Gurung is a Nepali flat bread which is deep fried and served either with honey and tea or boiled eggs and tea. While I was searching the internet for recipes, I came across Gurung mainly from bloggers who went trekking in Nepal. The recipe is so much like our Indian poori but with a different shape. I loved the cute shape of the bread. Some were made super thin and deep fried until crisp, and some were made thick which puffed up.

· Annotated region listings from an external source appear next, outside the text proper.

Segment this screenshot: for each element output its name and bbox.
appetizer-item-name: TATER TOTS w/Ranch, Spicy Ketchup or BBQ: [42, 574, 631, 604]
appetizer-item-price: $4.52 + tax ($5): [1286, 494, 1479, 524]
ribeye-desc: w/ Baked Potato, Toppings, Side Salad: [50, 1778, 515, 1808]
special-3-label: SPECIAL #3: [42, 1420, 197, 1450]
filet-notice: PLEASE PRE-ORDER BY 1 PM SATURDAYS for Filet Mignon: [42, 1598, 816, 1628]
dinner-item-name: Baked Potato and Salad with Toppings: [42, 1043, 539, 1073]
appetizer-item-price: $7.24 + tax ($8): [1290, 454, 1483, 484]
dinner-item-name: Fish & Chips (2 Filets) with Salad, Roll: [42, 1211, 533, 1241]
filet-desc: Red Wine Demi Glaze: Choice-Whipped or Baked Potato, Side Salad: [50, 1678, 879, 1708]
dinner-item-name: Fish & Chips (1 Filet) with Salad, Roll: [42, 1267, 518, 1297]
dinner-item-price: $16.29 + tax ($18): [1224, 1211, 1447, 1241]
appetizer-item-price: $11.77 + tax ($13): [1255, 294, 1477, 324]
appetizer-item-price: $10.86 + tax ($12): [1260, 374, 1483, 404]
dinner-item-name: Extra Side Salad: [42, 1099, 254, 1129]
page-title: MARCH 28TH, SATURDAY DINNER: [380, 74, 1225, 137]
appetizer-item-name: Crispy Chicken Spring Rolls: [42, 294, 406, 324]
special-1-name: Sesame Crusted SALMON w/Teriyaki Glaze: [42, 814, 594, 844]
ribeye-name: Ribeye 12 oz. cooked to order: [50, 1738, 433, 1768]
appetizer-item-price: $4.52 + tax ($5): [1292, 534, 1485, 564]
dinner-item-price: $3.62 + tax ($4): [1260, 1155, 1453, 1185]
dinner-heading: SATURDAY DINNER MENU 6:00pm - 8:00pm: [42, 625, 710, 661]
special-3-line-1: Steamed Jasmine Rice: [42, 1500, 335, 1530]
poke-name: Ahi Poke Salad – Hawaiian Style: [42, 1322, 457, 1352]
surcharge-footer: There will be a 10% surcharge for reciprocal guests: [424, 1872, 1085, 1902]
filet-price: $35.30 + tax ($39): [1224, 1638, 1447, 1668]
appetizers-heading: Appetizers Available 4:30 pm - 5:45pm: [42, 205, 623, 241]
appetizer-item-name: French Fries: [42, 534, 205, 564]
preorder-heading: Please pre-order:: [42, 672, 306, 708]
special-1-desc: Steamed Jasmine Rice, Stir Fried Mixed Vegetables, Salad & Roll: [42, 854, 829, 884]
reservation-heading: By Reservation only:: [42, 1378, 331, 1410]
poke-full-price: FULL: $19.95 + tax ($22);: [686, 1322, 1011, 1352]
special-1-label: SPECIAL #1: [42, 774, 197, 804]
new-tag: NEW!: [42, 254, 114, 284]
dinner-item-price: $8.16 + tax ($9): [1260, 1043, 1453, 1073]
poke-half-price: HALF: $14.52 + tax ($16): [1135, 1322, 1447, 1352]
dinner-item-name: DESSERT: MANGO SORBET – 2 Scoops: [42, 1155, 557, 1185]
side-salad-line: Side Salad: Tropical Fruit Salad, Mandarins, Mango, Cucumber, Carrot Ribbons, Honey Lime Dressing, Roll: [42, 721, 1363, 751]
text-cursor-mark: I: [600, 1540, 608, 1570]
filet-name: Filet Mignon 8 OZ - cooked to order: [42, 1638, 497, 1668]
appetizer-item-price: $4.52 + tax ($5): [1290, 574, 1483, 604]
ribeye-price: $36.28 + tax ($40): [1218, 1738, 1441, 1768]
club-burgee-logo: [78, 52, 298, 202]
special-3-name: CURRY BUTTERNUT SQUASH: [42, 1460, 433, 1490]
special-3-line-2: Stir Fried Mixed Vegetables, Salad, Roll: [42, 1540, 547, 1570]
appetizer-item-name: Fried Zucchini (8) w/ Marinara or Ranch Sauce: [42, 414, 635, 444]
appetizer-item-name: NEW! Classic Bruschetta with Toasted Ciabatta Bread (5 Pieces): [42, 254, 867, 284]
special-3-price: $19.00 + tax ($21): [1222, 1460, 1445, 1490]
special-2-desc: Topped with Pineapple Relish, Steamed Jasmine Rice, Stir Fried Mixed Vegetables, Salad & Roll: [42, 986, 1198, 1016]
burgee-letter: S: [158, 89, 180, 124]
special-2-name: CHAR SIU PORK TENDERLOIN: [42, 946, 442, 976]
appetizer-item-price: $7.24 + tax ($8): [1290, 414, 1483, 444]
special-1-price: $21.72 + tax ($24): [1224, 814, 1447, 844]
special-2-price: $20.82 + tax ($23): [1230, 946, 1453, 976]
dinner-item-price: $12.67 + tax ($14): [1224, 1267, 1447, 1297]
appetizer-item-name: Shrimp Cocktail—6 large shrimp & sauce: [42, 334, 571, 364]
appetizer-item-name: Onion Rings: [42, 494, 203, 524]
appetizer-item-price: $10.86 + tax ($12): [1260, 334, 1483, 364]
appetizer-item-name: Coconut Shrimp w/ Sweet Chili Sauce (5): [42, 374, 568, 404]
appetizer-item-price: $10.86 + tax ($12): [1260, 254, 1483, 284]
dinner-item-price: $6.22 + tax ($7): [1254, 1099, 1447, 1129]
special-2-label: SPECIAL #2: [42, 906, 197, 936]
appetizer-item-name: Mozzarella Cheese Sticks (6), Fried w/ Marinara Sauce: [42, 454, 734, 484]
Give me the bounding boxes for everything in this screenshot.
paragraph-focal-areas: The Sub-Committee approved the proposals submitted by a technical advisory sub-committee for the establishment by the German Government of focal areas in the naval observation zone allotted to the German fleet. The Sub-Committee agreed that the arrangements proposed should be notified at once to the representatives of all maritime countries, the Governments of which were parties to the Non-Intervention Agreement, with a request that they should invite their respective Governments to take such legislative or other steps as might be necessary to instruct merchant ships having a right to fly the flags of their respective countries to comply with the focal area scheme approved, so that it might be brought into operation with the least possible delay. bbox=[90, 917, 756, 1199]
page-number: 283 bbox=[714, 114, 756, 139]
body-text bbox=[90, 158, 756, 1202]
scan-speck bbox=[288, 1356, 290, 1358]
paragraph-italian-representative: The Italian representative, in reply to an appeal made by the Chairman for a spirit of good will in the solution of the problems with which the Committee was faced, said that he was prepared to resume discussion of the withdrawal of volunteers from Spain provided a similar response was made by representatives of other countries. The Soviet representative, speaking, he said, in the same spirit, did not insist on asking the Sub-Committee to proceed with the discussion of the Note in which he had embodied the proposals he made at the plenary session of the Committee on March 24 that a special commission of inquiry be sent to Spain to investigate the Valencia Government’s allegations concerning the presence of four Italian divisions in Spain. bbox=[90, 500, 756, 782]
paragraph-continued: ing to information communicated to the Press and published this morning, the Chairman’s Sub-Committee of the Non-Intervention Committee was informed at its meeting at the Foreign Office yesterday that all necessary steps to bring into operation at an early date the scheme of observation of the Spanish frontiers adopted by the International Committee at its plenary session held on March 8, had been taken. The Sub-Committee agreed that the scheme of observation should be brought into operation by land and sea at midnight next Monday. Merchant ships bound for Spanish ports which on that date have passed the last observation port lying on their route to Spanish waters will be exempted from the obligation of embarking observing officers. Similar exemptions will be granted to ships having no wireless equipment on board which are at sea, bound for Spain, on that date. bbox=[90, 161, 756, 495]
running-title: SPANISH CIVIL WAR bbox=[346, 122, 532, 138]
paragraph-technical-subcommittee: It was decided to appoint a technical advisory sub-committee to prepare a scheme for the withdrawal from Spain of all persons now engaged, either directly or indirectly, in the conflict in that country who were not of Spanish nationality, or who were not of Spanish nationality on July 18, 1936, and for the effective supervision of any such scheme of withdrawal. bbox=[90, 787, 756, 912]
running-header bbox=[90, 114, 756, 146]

Nowadays I deep fry very rarely. But when you replicate a recipe, it needs to be authentic. So I deep fried it and guess what, my daughter loved it. Though gurung is usually served with honey, my daughter wanted a potato curry to go with it. She was not very enthusiastic in having honey as the side dish. The bread turned out so good and with the potato curry, it was so good. I made the softer version. But if you roll the dough thin and fry it a little more, then it would turn out crispy.
Recipe Source: Nasi Lemak Lover
Makes 4 Breads
All Purpose Flour / Maida – 100 gm
Sugar – 1 tbs
Salt – a pinch
Baking Powder – 1/4 tsp
Water as needed
Oil To Deep fry
In a bowl, mix together flour, sugar, salt and baking powder.
Add enough water to make a soft dough.
Cover and set aside for 30 minutes.
Divide the dough into four portions.
Roll each into thin oblong disc.
Make two cuts in the centre of the disc.
Deep fry the breads in hot oil until puffy and brown.
Serve it with honey or eggs or potatoes.